The Department of Buildings issues DOB violations for code and safety issues; the Environmental Control Board (now OATH) issues ECB violations, which carry monetary penalties. Both are public, recorded against the property's BBL, and accumulate when an owner defers repairs or ignores notices.
Open violations point to deferred maintenance, operational strain, or simple neglect — all signals of an owner who may be ready to exit. A high violation count alongside liens and maturing debt is one of the strongest distress profiles you can find. It also tells you what you'd be taking on: violations are a condition checklist before you ever walk the building.

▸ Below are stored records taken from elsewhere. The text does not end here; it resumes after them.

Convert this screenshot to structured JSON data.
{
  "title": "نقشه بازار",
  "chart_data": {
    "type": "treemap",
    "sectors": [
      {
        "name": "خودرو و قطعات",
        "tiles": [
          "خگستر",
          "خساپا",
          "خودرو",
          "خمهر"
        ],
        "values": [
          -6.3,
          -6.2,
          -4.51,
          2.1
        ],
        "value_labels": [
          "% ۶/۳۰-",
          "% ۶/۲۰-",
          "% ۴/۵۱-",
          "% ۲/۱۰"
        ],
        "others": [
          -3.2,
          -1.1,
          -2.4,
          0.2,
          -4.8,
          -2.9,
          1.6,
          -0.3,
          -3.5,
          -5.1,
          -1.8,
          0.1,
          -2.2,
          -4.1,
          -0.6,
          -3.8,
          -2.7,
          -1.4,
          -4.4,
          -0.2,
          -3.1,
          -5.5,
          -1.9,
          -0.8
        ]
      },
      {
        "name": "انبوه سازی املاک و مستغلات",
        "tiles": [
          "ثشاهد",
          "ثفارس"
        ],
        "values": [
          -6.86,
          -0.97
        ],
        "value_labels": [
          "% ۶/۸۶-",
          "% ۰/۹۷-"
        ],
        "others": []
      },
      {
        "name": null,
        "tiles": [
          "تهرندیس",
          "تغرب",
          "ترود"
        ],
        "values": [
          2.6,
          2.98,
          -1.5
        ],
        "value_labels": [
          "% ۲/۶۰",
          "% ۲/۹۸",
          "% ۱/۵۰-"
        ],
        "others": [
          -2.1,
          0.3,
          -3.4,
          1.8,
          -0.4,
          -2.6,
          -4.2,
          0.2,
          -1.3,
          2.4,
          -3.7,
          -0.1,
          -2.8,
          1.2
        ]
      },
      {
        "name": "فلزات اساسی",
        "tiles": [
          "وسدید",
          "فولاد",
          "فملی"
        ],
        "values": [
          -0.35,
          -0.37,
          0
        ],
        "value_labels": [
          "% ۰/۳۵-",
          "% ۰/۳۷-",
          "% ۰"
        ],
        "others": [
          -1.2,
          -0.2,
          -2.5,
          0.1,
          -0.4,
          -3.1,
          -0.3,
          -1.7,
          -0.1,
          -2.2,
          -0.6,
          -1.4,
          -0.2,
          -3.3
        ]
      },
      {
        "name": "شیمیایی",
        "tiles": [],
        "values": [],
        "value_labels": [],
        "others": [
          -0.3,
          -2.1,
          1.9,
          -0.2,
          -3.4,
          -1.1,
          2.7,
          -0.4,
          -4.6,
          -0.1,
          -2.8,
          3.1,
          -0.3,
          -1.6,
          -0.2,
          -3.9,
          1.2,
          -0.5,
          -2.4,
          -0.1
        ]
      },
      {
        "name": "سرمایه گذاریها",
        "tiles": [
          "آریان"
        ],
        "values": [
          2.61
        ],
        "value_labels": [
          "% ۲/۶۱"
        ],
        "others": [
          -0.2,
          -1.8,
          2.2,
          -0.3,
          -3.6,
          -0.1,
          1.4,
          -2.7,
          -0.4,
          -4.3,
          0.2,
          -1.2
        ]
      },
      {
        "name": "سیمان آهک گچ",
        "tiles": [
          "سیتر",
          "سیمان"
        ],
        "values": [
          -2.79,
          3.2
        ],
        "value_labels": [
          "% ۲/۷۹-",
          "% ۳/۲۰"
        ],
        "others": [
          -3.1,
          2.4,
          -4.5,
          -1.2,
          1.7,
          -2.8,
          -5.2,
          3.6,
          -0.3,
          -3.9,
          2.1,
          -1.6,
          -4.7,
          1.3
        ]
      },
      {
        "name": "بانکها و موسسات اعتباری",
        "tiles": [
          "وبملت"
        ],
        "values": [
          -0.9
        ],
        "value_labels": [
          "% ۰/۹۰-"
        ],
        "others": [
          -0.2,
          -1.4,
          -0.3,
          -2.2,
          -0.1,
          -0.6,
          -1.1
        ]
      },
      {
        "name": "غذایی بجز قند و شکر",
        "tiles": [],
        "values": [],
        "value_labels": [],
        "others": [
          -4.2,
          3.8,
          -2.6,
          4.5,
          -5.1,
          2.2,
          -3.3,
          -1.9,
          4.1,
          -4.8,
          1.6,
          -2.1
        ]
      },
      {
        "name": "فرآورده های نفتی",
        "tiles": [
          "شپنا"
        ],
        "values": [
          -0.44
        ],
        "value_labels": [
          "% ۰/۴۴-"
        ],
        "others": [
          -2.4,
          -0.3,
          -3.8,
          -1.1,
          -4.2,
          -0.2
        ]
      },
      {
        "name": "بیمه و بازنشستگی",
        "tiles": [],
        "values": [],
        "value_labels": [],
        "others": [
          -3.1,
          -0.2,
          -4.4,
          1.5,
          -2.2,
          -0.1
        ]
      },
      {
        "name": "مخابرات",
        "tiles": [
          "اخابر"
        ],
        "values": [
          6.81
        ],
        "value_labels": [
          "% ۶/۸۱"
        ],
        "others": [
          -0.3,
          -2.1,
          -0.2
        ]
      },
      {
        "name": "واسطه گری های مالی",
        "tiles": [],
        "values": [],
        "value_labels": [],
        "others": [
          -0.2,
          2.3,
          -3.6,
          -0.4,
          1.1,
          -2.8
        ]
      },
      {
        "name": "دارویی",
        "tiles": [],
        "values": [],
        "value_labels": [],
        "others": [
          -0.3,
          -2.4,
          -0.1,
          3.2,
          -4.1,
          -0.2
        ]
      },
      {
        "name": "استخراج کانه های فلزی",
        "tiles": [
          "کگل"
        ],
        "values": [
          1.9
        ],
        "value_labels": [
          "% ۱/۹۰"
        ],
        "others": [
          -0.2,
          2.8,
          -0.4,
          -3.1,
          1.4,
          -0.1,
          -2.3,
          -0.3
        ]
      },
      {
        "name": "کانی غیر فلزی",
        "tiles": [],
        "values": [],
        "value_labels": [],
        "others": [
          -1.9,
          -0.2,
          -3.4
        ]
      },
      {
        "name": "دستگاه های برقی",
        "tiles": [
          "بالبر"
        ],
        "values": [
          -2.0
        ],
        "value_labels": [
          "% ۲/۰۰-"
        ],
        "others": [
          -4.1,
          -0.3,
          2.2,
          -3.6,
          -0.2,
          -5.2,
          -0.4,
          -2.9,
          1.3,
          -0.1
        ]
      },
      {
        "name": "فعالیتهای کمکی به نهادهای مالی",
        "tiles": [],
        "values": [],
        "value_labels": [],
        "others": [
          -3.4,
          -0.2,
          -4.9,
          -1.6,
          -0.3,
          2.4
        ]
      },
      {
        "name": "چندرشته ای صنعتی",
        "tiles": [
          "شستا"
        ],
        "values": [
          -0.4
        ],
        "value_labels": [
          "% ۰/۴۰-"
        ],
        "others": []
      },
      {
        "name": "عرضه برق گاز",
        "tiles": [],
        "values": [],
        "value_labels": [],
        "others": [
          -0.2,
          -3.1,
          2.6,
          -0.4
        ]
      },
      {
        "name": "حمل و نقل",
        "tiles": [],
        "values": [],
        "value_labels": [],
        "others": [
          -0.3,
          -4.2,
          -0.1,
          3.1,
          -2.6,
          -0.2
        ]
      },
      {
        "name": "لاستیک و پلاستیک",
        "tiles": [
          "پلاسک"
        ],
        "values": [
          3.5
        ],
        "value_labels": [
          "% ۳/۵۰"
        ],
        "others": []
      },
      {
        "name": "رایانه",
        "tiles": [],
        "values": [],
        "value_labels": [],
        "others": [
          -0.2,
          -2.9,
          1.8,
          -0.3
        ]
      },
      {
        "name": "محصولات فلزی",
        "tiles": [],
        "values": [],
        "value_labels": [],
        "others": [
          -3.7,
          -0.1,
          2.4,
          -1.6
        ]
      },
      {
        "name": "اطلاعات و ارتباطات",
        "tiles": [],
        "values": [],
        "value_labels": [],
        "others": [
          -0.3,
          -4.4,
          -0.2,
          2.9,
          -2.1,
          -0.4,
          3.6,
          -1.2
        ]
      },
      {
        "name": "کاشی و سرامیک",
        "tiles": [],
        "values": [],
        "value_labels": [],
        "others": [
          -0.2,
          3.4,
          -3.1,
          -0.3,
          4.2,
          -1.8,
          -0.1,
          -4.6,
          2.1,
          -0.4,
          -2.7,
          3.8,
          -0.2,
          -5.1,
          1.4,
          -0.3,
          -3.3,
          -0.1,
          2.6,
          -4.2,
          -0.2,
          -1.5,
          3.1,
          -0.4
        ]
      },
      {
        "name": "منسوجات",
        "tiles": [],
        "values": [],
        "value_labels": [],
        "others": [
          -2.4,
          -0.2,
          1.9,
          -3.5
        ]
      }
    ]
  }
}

Crezly maps violation counts to each property and its owner, so you can screen a whole portfolio for condition and pressure at once. Pull the owner record to see everything they hold, then skip trace the owner to open a conversation.
Where do building violations come from?
DOB violations from the NYC Department of Buildings and ECB violations from OATH/ECB, both via NYC Open Data, refreshed daily.
Do violations transfer to a new owner?
Yes — open violations and any associated penalties generally stay with the property, which is why buyers screen them before closing.
Can violations help me find motivated sellers?
They are a strong stress signal. Combined with maturing debt or liens, a heavy violation load flags owners most likely to consider an off-market sale.